Senin, 07 Juni 2021 - 15:27 WIB
Badan Pemeriksa Keuangan (BPK) perwakilan Sulsel menemukan indikasi penyalahgunaan bantuan COVID-19 di Sekretariat DPRD Sulsel.
Artikel.news, Makassar - Badan Pemeriksa Keuangan (BPK) perwakilan Sulsel menemukan indikasi penyalahgunaan bantuan COVID-19 di Sekretariat DPRD Sulsel.
Dari temuan BPK disebut penyalurannya tidak tepat sasaran, tidak tepat kuantitas, dan tepat kualitas. Selain itu ada potensi tumpang tindih penerima bantuan sosial.
Di sekretariat DPRD anggaran untuk bansos dialokasikan sebesar Rp8,4 miliar. Tiap anggota DPRD Sulsel mendapat jatah Rp100 juta untuk menyalurkan bantuan berupa sembako kepada Keluarga Penerima Manfaat (KPM).
Bukan hanya di sekretariat DPRD, sejumlah OPD juga mendapat jatah untuk menyalurkan bansos, seperti dinas sosial sebesar Rp16 miliar dan Badan Penghubung Daerah Rp687 juta.
Dilansir dari Suarasulsel.id, Senin (7/6/2021), pada laporan hasil pemeriksaan BPK disebutkan bahwa tahapan perencanaan awal penyaluran bantuan sembako ditetapkan sesuai basis data. Yang dijadikan rujukan adalah penduduk yang telah terdata di Data Terpadu Kesejahteraan Sosial (DTKS) oleh Kementerian Sosial.
Namun untuk dua OPD penyalur, yakni Sekretariat DPRD Sulsel dan Badan Penghubung tidak ada mekanisme dan kriteria yang jelas mengenai proses pemilihan keluarga penerima manfaat (KPM). Penyaluran juga tidak merujuk ke basis DTKS.
Mekanisme penyaluran bantuan sembako pada sekretariat DPRD diserahkan kepada masing-masing anggota DPRD. Setiap anggota DPRD diberikan pagu anggaran sebesar Rp100 juta dan dilaksanakan melalui empat tahap.
Sebelumnya, Plt Kepala Inspektorat Sulsel, Sulkaf Latief, mengatakan rekomendasi perbaikan oleh BPK masuk saat dirinya belum menjabat. Sehingga lambat ditindaklanjuti.
Beberapa temuan soal penanganan Covid-19 itu merupakan masalah administrasi. Saat ini, pihaknya sedang melakukan perampungan data soal tindaklanjut rekomendasi tersebut.
Ia mengaku ada beberapa OPD yang telah menyelesaikan rekomendasi tersebut. Dinas Sosial salah satunya.
Ia mengaku batas tindak lanjut rekomendasi BPK adalah 2 kali 30 hari. Ia sudah mewanti-wanti agar OPD yang punya temuan segera menindaklanjuti temuan tersebut. Jika tidak, maka aparat penegak hukum bisa mengusut.
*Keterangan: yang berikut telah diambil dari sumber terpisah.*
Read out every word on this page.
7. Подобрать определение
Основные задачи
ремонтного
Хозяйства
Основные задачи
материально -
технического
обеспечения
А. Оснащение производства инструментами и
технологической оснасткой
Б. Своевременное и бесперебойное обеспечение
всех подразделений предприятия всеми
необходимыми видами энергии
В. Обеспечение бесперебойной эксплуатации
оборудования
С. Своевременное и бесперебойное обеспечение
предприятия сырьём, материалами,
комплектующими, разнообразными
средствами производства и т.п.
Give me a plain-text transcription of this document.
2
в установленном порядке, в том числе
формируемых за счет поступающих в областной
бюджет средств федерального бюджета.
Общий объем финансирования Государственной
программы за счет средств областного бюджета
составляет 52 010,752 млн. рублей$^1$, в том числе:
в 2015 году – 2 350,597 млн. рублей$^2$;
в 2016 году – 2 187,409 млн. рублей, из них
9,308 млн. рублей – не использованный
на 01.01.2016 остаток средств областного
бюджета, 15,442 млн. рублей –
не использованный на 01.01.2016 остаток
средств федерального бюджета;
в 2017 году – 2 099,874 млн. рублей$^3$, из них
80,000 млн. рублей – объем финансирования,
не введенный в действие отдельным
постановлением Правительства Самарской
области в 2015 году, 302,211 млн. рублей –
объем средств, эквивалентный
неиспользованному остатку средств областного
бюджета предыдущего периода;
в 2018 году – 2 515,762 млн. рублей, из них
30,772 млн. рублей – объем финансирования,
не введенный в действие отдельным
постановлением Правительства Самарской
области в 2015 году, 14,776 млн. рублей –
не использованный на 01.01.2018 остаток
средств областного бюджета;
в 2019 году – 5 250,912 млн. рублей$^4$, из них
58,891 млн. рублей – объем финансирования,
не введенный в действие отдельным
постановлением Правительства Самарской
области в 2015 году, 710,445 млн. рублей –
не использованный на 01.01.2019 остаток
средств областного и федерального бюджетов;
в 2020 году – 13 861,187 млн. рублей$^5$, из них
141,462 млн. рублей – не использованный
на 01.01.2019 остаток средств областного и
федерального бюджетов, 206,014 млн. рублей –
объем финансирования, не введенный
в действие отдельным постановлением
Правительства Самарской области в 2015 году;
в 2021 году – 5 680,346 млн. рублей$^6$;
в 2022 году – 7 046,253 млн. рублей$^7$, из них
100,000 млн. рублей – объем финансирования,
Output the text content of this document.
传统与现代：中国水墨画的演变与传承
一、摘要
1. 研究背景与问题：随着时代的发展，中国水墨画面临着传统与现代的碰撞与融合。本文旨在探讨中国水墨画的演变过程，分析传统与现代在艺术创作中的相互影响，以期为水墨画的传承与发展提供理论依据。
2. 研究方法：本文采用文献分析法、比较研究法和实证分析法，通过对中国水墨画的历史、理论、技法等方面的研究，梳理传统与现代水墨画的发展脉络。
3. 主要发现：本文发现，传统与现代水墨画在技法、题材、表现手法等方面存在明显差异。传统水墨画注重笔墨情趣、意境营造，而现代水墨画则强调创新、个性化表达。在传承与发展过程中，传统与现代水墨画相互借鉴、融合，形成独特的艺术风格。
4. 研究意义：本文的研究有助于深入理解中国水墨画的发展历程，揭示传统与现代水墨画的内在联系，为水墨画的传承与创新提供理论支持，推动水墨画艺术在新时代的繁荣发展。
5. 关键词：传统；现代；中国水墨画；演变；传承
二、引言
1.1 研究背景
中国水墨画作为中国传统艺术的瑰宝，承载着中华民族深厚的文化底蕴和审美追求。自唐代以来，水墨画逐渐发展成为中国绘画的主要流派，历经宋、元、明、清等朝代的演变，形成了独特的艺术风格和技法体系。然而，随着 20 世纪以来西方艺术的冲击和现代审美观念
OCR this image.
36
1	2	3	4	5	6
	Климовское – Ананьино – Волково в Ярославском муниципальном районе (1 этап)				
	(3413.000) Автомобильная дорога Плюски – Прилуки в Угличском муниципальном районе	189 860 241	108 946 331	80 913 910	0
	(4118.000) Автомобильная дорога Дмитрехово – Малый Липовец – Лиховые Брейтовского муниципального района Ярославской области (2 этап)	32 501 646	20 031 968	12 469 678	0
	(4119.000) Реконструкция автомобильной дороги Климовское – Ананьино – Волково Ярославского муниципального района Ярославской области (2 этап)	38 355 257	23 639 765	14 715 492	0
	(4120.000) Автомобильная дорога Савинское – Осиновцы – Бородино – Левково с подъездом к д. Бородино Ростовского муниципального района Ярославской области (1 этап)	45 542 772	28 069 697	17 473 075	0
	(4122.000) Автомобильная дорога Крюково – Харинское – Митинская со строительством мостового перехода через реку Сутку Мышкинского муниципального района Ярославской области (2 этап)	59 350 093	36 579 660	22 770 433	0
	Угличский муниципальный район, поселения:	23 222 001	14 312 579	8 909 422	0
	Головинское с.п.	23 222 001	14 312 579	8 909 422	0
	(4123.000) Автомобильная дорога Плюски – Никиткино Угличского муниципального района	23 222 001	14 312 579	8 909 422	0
Terpisah Komite Pemantau Legislatif (Kopel) Indonesia menyorot kekacauan pengelolaan keuangan di Pemprov Sulsel di bawah kepemimpinan Gubernur Sulsel (Nonaktif) Nurdin Abdullah.
Menurutnya, jika mengacu pada tugas dan tanggung jawab Anggota DPRD yang salah satunya sebagai lembaga yang mengawasi penggunaan anggaran.
“Mengalirnya dana dari Pemprov Sulsel ke Anggota DPRD adalah kekeliruan dan tidak sesuai dengan mekanisme penggunaan anggaran,” kata Peneliti Kopel Indonesia, Herman, dikutip dari Trotoar.id, Senin (7/6)/
Sebab, kata dia, DPRD bukan Organisasi Perangkat Daerah (OPD) yang mesti diberikan jatah dari Pemprov dalam hal penggunaan anggaran penanganan Covid-19.
“Ini terbukti dengan adanya temuan BPK, yang meminta setiap anggota wajib mengembalikan Rp100 juta dari 85 anggota DPRD Sulsel,” terang Herman.
“Ini juga menjadi penyebab turunnya penilaian dari WTP menjadi WDP dari BPK kepada Pemprov Sulsel,” tambah Herman.
Kopel pun mendorong kepada Komisi Pemberantasan Anti Korupsi (KPK) untuk menindaklanjuti temuan tersebut. “Kita mendesak kepada KPK untuk menindaklanjuti temuan tersebut,” ujarnya.